The Jefferses themselves did not attend Monday’s news conference. Kutty said that they are still suffering from the psychological fallout of that evening, and were fearful that the police might show up.
At the news conference, Kutty’s co-counsel, Kalim Khan, drew parallels between his clients’ experience and the recent killing of George Floyd in Minnesota, and the violent arrest of Chief Adam Allan by Alberta RCMP in March
Kutty contends that the couple are also victims of systemic racism and implicit bias on the part of the police and the hospital, factors that saw them treated as threats rather than people in need of assistance.
Told they could go home for night
No one, Kutty said, disputes that a doctor told the Jefferses that it was all right for them to go home for the night and return the next day — unaware that one of his colleagues was about to start preparing the paperwork to have Pamelia Jeffers assessed on mental health grounds.

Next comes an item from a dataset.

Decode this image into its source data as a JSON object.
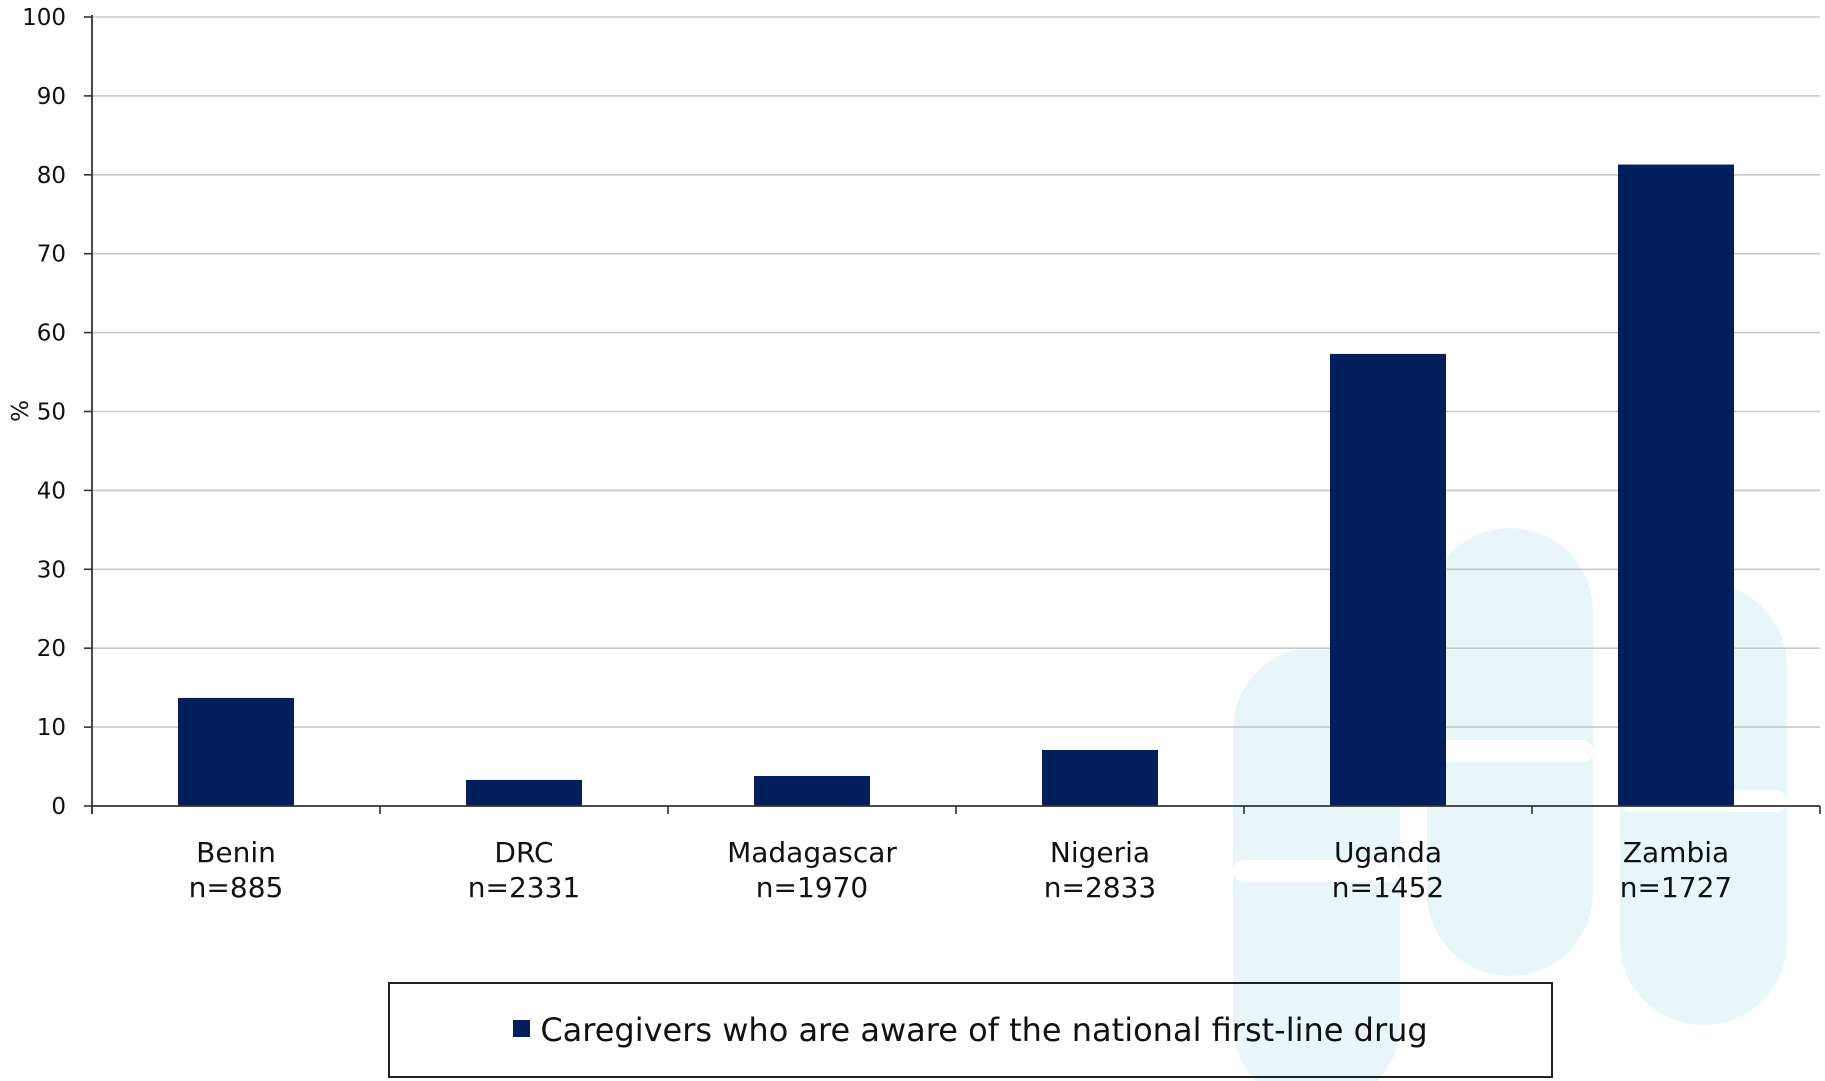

Livingston Jeffers had a previous run-in with police. In 2007, he was convicted for mischief and counselling murder with regards to a series of difficult-to-decipher posters that he put up around Scarborough after losing his condominium in a bank foreclosure. The verdict was later unanimously overturned by the Ontario Court of Appeal.
“What we need to know, what we need to decide as a society is — even if somebody is mentally ill, is this how you treat them?” Kutty said. “You take them down violently, when according to the witness, they were leaving?”
He said the Jefferses, in addition to the compensation, are seeking an apology from the police and hospital and a promise of change. They also want to see mandatory training on de-escalating disputes and confrontations.
“When somebody is allegedly suffering from mental health issues, they owe [them] an additional, extra duty of care to treat them with compassion,” said Kutty.